‘Ah yes, but wouldn’t Corbyn have been worse?’ This from people who have begun to acknowledge the incompetence, corruption and sheer malevolence (viz. Rees-Mogg – attacking Unicef for feeding starving children!) of the present government’s record with respect to both of the great existential crises of our times, and who can only find this way of excusing their having voted for it. Here’s an answer to that, from the London Economic: a ‘liberal and pro-business’ online newspaper (so hardly particularly Leftie).
https://www.thelondoneconomic.com/opinion/imagine-if-jeremy-corbyn-was-in-charge/05/05/?fbclid=IwAR3VLd1XxS3q1P0kaO4ZQEFOYiJ-o43UK45KWvZM1tWzPrmqlnIoPUw5AuA.
So, a Corbyn government would probably have handled the pandemic better; and would certainly have been more successful when it came to Brexit. Corbyn, remember, favoured a compromise between pro-Europeans and Brexiters, whereby Britain left the political Union but remained within the single market; which would have satisfied reasonable people in both camps, and given rise to none of the problems that the Conservatives’ ‘harder’ Brexit is currently creating over the Irish border. For that he was vilified for ‘sitting on the fence’. But we can see now, in retrospect, that he was right.

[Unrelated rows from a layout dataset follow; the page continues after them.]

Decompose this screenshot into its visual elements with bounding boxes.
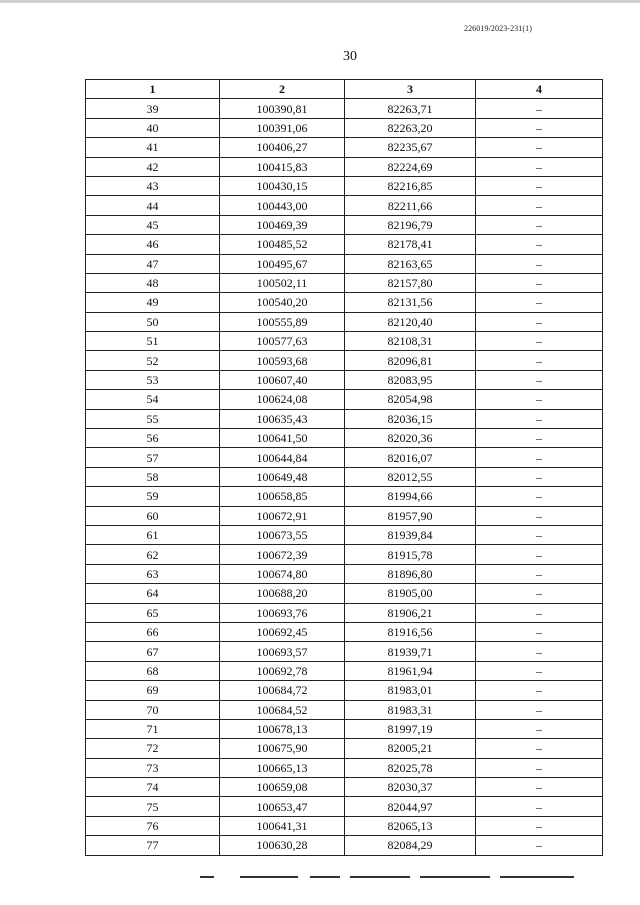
table-cell: –: [476, 196, 603, 215]
table-cell: –: [476, 390, 603, 409]
table-row: [86, 138, 603, 157]
table-cell: 77: [86, 836, 220, 855]
table-cell: 55: [86, 409, 220, 428]
table-row: [86, 409, 603, 428]
table-row: [86, 312, 603, 331]
table-cell: 81916,56: [345, 622, 476, 641]
table-cell: 100653,47: [220, 797, 345, 816]
table-cell: 60: [86, 506, 220, 525]
table-cell: 81961,94: [345, 661, 476, 680]
table-cell: 82054,98: [345, 390, 476, 409]
table-cell: 82025,78: [345, 758, 476, 777]
table-row: [86, 525, 603, 544]
table-cell: 70: [86, 700, 220, 719]
table-cell: –: [476, 681, 603, 700]
table-row: [86, 622, 603, 641]
table-cell: 100593,68: [220, 351, 345, 370]
table-cell: 100693,57: [220, 642, 345, 661]
coordinates-table: [85, 79, 603, 856]
table-cell: 81939,71: [345, 642, 476, 661]
table-cell: 82084,29: [345, 836, 476, 855]
table-row: [86, 506, 603, 525]
table-cell: 76: [86, 816, 220, 835]
table-row: [86, 429, 603, 448]
table-cell: 53: [86, 370, 220, 389]
table-row: [86, 273, 603, 292]
table-cell: 57: [86, 448, 220, 467]
table-cell: 100693,76: [220, 603, 345, 622]
table-cell: 81906,21: [345, 603, 476, 622]
table-cell: 45: [86, 215, 220, 234]
table-cell: 100684,52: [220, 700, 345, 719]
table-cell: 100678,13: [220, 719, 345, 738]
table-cell: 82083,95: [345, 370, 476, 389]
table-row: [86, 196, 603, 215]
table-cell: 100406,27: [220, 138, 345, 157]
table-cell: 40: [86, 118, 220, 137]
table-cell: 59: [86, 487, 220, 506]
table-cell: 100688,20: [220, 584, 345, 603]
table-cell: 100674,80: [220, 564, 345, 583]
table-cell: –: [476, 778, 603, 797]
table-cell: –: [476, 739, 603, 758]
table-cell: –: [476, 506, 603, 525]
table-body: [86, 99, 603, 855]
table-cell: 100430,15: [220, 176, 345, 195]
table-cell: 54: [86, 390, 220, 409]
column-header: 3: [345, 80, 476, 99]
table-cell: 49: [86, 293, 220, 312]
table-cell: 75: [86, 797, 220, 816]
table-row: [86, 836, 603, 855]
table-cell: –: [476, 564, 603, 583]
table-cell: 100577,63: [220, 332, 345, 351]
table-cell: 100635,43: [220, 409, 345, 428]
table-cell: 63: [86, 564, 220, 583]
table-row: [86, 293, 603, 312]
table-cell: –: [476, 661, 603, 680]
table-cell: 56: [86, 429, 220, 448]
table-cell: –: [476, 525, 603, 544]
table-row: [86, 564, 603, 583]
table-cell: –: [476, 215, 603, 234]
table-cell: 100658,85: [220, 487, 345, 506]
table-cell: 82036,15: [345, 409, 476, 428]
top-scan-edge: [0, 0, 640, 3]
table-row: [86, 758, 603, 777]
table-cell: –: [476, 467, 603, 486]
table-cell: 82263,71: [345, 99, 476, 118]
table-row: [86, 351, 603, 370]
table-cell: 100555,89: [220, 312, 345, 331]
table-cell: 44: [86, 196, 220, 215]
document-id: 226019/2023-231(1): [463, 24, 532, 33]
table-cell: 100485,52: [220, 235, 345, 254]
table-cell: 100684,72: [220, 681, 345, 700]
table-cell: 100644,84: [220, 448, 345, 467]
table-cell: –: [476, 157, 603, 176]
table-cell: 62: [86, 545, 220, 564]
table-cell: 81957,90: [345, 506, 476, 525]
table-cell: –: [476, 758, 603, 777]
table-cell: 82163,65: [345, 254, 476, 273]
table-cell: 81997,19: [345, 719, 476, 738]
table-cell: –: [476, 816, 603, 835]
table-cell: –: [476, 797, 603, 816]
table-cell: –: [476, 138, 603, 157]
table-cell: –: [476, 719, 603, 738]
table-cell: 100672,39: [220, 545, 345, 564]
table-cell: –: [476, 700, 603, 719]
table-cell: 82016,07: [345, 448, 476, 467]
table-cell: 48: [86, 273, 220, 292]
table-cell: –: [476, 545, 603, 564]
table-cell: 82005,21: [345, 739, 476, 758]
table-row: [86, 681, 603, 700]
table-cell: 82235,67: [345, 138, 476, 157]
table-row: [86, 215, 603, 234]
table-cell: –: [476, 370, 603, 389]
table-row: [86, 797, 603, 816]
table-row: [86, 176, 603, 195]
table-cell: 100641,50: [220, 429, 345, 448]
column-header: 1: [86, 80, 220, 99]
table-cell: 82044,97: [345, 797, 476, 816]
column-header: 4: [476, 80, 603, 99]
table-cell: 46: [86, 235, 220, 254]
table-row: [86, 816, 603, 835]
table-row: [86, 448, 603, 467]
table-cell: 51: [86, 332, 220, 351]
table-row: [86, 467, 603, 486]
table-cell: –: [476, 254, 603, 273]
table-row: [86, 118, 603, 137]
table-cell: 100415,83: [220, 157, 345, 176]
table-row: [86, 157, 603, 176]
table-cell: 69: [86, 681, 220, 700]
column-header: 2: [220, 80, 345, 99]
table-cell: 82263,20: [345, 118, 476, 137]
table-row: [86, 370, 603, 389]
table-cell: 82096,81: [345, 351, 476, 370]
table-row: [86, 603, 603, 622]
table-cell: 100502,11: [220, 273, 345, 292]
table-cell: 82131,56: [345, 293, 476, 312]
table-cell: 100692,78: [220, 661, 345, 680]
table-cell: 100624,08: [220, 390, 345, 409]
table-cell: 82065,13: [345, 816, 476, 835]
table-cell: –: [476, 584, 603, 603]
table-cell: 82211,66: [345, 196, 476, 215]
table-row: [86, 739, 603, 758]
table-row: [86, 545, 603, 564]
table-cell: 100607,40: [220, 370, 345, 389]
table-row: [86, 235, 603, 254]
table-cell: 100641,31: [220, 816, 345, 835]
table-cell: 82216,85: [345, 176, 476, 195]
table-cell: –: [476, 642, 603, 661]
table-cell: 61: [86, 525, 220, 544]
table-cell: 100649,48: [220, 467, 345, 486]
table-cell: 82120,40: [345, 312, 476, 331]
table-cell: 82012,55: [345, 467, 476, 486]
table-cell: 74: [86, 778, 220, 797]
table-cell: 100672,91: [220, 506, 345, 525]
table-cell: –: [476, 487, 603, 506]
table-cell: –: [476, 836, 603, 855]
table-cell: 100443,00: [220, 196, 345, 215]
table-cell: 81896,80: [345, 564, 476, 583]
page-number: 30: [343, 49, 357, 64]
table-row: [86, 661, 603, 680]
table-row: [86, 254, 603, 273]
table-row: [86, 332, 603, 351]
table-cell: 58: [86, 467, 220, 486]
table-cell: 81939,84: [345, 525, 476, 544]
table-row: [86, 487, 603, 506]
table-row: [86, 778, 603, 797]
table-cell: 39: [86, 99, 220, 118]
table-cell: 100391,06: [220, 118, 345, 137]
table-cell: –: [476, 603, 603, 622]
table-cell: –: [476, 118, 603, 137]
table-cell: 82030,37: [345, 778, 476, 797]
table-cell: 81983,01: [345, 681, 476, 700]
table-cell: 82020,36: [345, 429, 476, 448]
table-cell: 42: [86, 157, 220, 176]
table-cell: 82108,31: [345, 332, 476, 351]
table-cell: 82196,79: [345, 215, 476, 234]
table-cell: 72: [86, 739, 220, 758]
table-cell: 81915,78: [345, 545, 476, 564]
table-cell: 100673,55: [220, 525, 345, 544]
table-cell: –: [476, 235, 603, 254]
table-cell: 67: [86, 642, 220, 661]
table-cell: –: [476, 312, 603, 331]
table-cell: –: [476, 332, 603, 351]
table-cell: 47: [86, 254, 220, 273]
table-cell: –: [476, 622, 603, 641]
table-row: [86, 700, 603, 719]
table-header-row: [86, 80, 603, 99]
table-cell: 81905,00: [345, 584, 476, 603]
table-cell: –: [476, 293, 603, 312]
bottom-scan-marks: [200, 876, 580, 879]
table-cell: 82224,69: [345, 157, 476, 176]
table-cell: 43: [86, 176, 220, 195]
table-cell: 82157,80: [345, 273, 476, 292]
table-cell: 100495,67: [220, 254, 345, 273]
table-cell: 41: [86, 138, 220, 157]
table-cell: –: [476, 99, 603, 118]
table-row: [86, 584, 603, 603]
table-row: [86, 642, 603, 661]
table-cell: 82178,41: [345, 235, 476, 254]
table-cell: –: [476, 429, 603, 448]
table-cell: 68: [86, 661, 220, 680]
table-cell: –: [476, 351, 603, 370]
table-cell: 100390,81: [220, 99, 345, 118]
table-cell: 100665,13: [220, 758, 345, 777]
table-cell: 100630,28: [220, 836, 345, 855]
table-cell: 65: [86, 603, 220, 622]
table-cell: 81994,66: [345, 487, 476, 506]
table-cell: 64: [86, 584, 220, 603]
table-cell: 100675,90: [220, 739, 345, 758]
table-cell: 100692,45: [220, 622, 345, 641]
table-cell: 81983,31: [345, 700, 476, 719]
table-cell: 71: [86, 719, 220, 738]
table-cell: –: [476, 448, 603, 467]
table-row: [86, 99, 603, 118]
table-cell: –: [476, 273, 603, 292]
table-cell: 66: [86, 622, 220, 641]
table-cell: 52: [86, 351, 220, 370]
table-cell: –: [476, 176, 603, 195]
table-row: [86, 719, 603, 738]
table-cell: 100659,08: [220, 778, 345, 797]
table-cell: 100540,20: [220, 293, 345, 312]
table-cell: –: [476, 409, 603, 428]
table-row: [86, 390, 603, 409]
table-cell: 100469,39: [220, 215, 345, 234]
table-cell: 50: [86, 312, 220, 331]
table-cell: 73: [86, 758, 220, 777]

The sting, however, is in the tail of that London Economic piece. The fact is that the press wouldn’t have let him get away with this; and indeed would probably have found fault with most of the measures Johnson’s government has taken in response to the pandemic, if these had been done in Corbyn’s name. In that case they would have been taken as proof of Corbyn’s ‘communist’ leanings, and might even provoked a right-wing coup in response: as nearly happened during Harold Wilson’s time. (We’ve just been watching The Crown’s take on that. For a fuller account, see Ramsay and Dorril’s Smear, 1992.) The Right doesn’t need the Left to be very left in order to demonise and try to destroy it. Social democracy is threat enough.

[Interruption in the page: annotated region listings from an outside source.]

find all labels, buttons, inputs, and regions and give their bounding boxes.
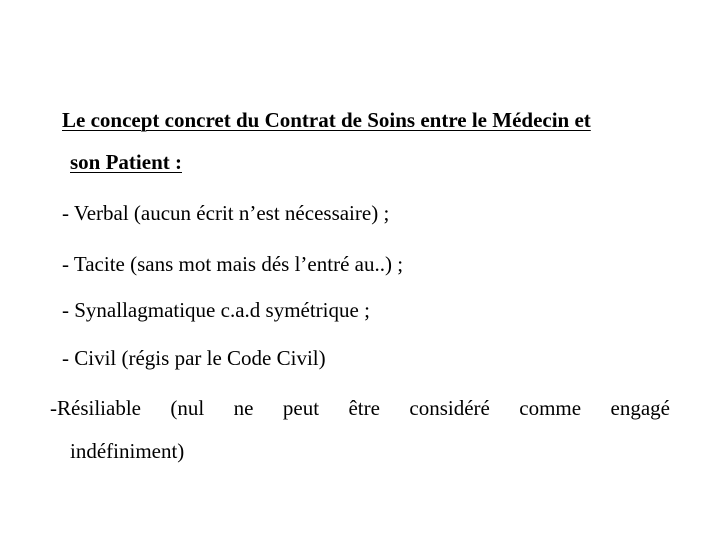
word: (nul — [170, 396, 205, 420]
word: être — [348, 396, 380, 420]
word: considéré — [409, 396, 490, 420]
word: engagé — [610, 396, 670, 420]
word: peut — [282, 396, 320, 420]
word: -Résiliable — [50, 396, 141, 420]
bullet-verbal: - Verbal (aucun écrit n’est nécessaire) ; — [62, 201, 390, 225]
bullet-tacite: - Tacite (sans mot mais dés l’entré au..) ; — [62, 252, 404, 276]
bullet-resiliable-line-1 — [50, 396, 670, 420]
bullet-synallagmatique: - Synallagmatique c.a.d symétrique ; — [62, 298, 370, 322]
word: ne — [233, 396, 254, 420]
bullet-civil: - Civil (régis par le Code Civil) — [62, 346, 326, 370]
slide-title-line-2: son Patient : — [70, 150, 182, 174]
bullet-resiliable-line-2: indéfiniment) — [70, 439, 185, 463]
slide-title-line-1: Le concept concret du Contrat de Soins entre le Médecin et — [62, 108, 591, 132]
word: comme — [519, 396, 582, 420]
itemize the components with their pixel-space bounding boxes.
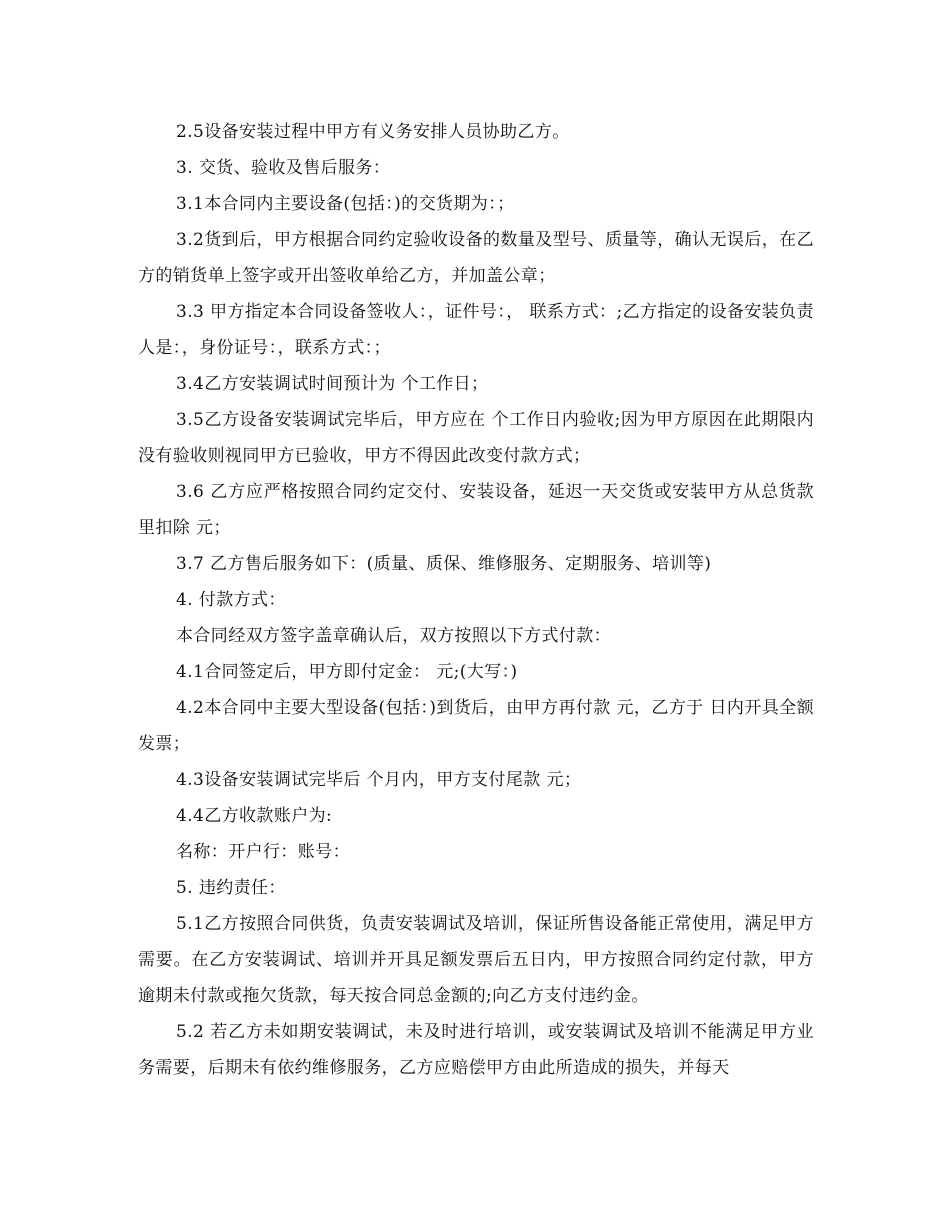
section-5-heading: 5. 违约责任： [176, 878, 286, 898]
clause-5-2: 5.2 若乙方未如期安装调试，未及时进行培训，或安装调试及培训不能满足甲方业务需要，后期未有依约维修服务，乙方应赔偿甲方由此所造成的损失，并每天 [138, 1022, 814, 1078]
clause-3-6: 3.6 乙方应严格按照合同约定交付、安装设备，延迟一天交货或安装甲方从总货款里扣除 元； [138, 482, 814, 538]
document-body [138, 114, 814, 1086]
clause-5-1: 5.1乙方按照合同供货，负责安装调试及培训，保证所售设备能正常使用，满足甲方需要。在乙方安装调试、培训并开具足额发票后五日内，甲方按照合同约定付款，甲方逾期未付款或拖欠货款，每天按合同总金额的;向乙方支付违约金。 [138, 914, 814, 1006]
clause-4-1: 4.1合同签定后，甲方即付定金： 元;(大写：) [176, 662, 518, 682]
account-details: 名称：开户行：账号： [176, 842, 350, 862]
section-4-heading: 4. 付款方式： [176, 590, 286, 610]
clause-3-1: 3.1本合同内主要设备(包括：)的交货期为：； [176, 194, 515, 214]
clause-3-3: 3.3 甲方指定本合同设备签收人：，证件号：， 联系方式：;乙方指定的设备安装负责人是：，身份证号：，联系方式：； [138, 302, 814, 358]
clause-4-4: 4.4乙方收款账户为: [176, 806, 333, 826]
clause-2-5: 2.5设备安装过程中甲方有义务安排人员协助乙方。 [176, 122, 570, 142]
clause-3-7: 3.7 乙方售后服务如下：(质量、质保、维修服务、定期服务、培训等) [176, 554, 712, 574]
clause-4-3: 4.3设备安装调试完毕后 个月内，甲方支付尾款 元； [176, 770, 582, 790]
clause-4-2: 4.2本合同中主要大型设备(包括：)到货后，由甲方再付款 元，乙方于 日内开具全额发票； [138, 698, 814, 754]
section-3-heading: 3. 交货、验收及售后服务： [176, 158, 391, 178]
payment-intro: 本合同经双方签字盖章确认后，双方按照以下方式付款： [176, 626, 611, 646]
clause-3-4: 3.4乙方安装调试时间预计为 个工作日； [176, 374, 489, 394]
clause-3-5: 3.5乙方设备安装调试完毕后，甲方应在 个工作日内验收;因为甲方原因在此期限内没有验收则视同甲方已验收，甲方不得因此改变付款方式； [138, 410, 814, 466]
clause-3-2: 3.2货到后，甲方根据合同约定验收设备的数量及型号、质量等，确认无误后，在乙方的销货单上签字或开出签收单给乙方，并加盖公章； [138, 230, 814, 286]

From which it follows that a Corbyn government probably would have failed, or at least have been seen to have failed; but not because there was anything wrong with its policies. Look at Gordon Brown’s ill-fated government. Corbyn’s would have failed because the Right wanted to present it as a failure; and to bring down any progressive politics in its train.

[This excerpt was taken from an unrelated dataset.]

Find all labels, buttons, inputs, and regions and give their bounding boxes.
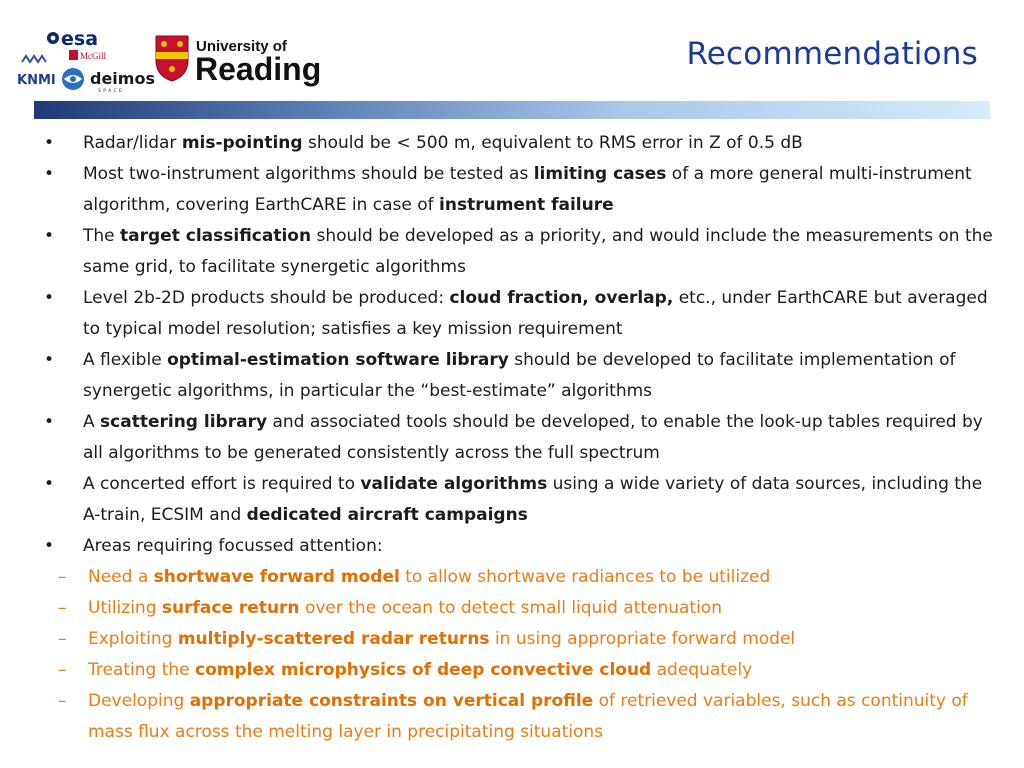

Which could be said to make it fortunate, from a Left perspective, that Corbyn lost the last election, leaving the Tories to sort out the mess and display their incompetence. The further that incompetence goes, the less credible will it become that anyone could have done worse; and the more people may remember Jeremy’s wisdom in the past. Then, together with the material inconvenience and damage that will come to light as a result of the Tories’ ‘hard’ Brexit, and of their reactionary policies in other fields, folk might turn against cuddly Boris, and towards Labour – or whoever is the front progressive runner by then. That’s the light at the end of my own very dark tunnel just now; but a flickering one, I must admit.
In truth I can’t really see this coming about without electoral and press reform. Murdoch and the other controllers of opinion in Britain are far too powerful to allow sweet reason to shine through; and FPTP – with all its advantages – wouldn’t reflect that reason in any case.
“Which could be said to make it fortunate, from a Left perspective, that Corbyn lost the last election, leaving the Tories to sort out the mess and display their incompetence. The further that incompetence goes, the less credible will it become that anyone could have done worse; and the more people may remember Jeremy’s wisdom in the past.”
Unfortunately, the ‘people’ need to be persuaded to accept the idea that the ‘mess’ is a result of Tory incompetence. As you imply in your final paragraph, Bernard, it is the right-wing media which play a disproportionate role in deciding what counts as a mess, incompetence and thus truth. To that extent democracy is broken.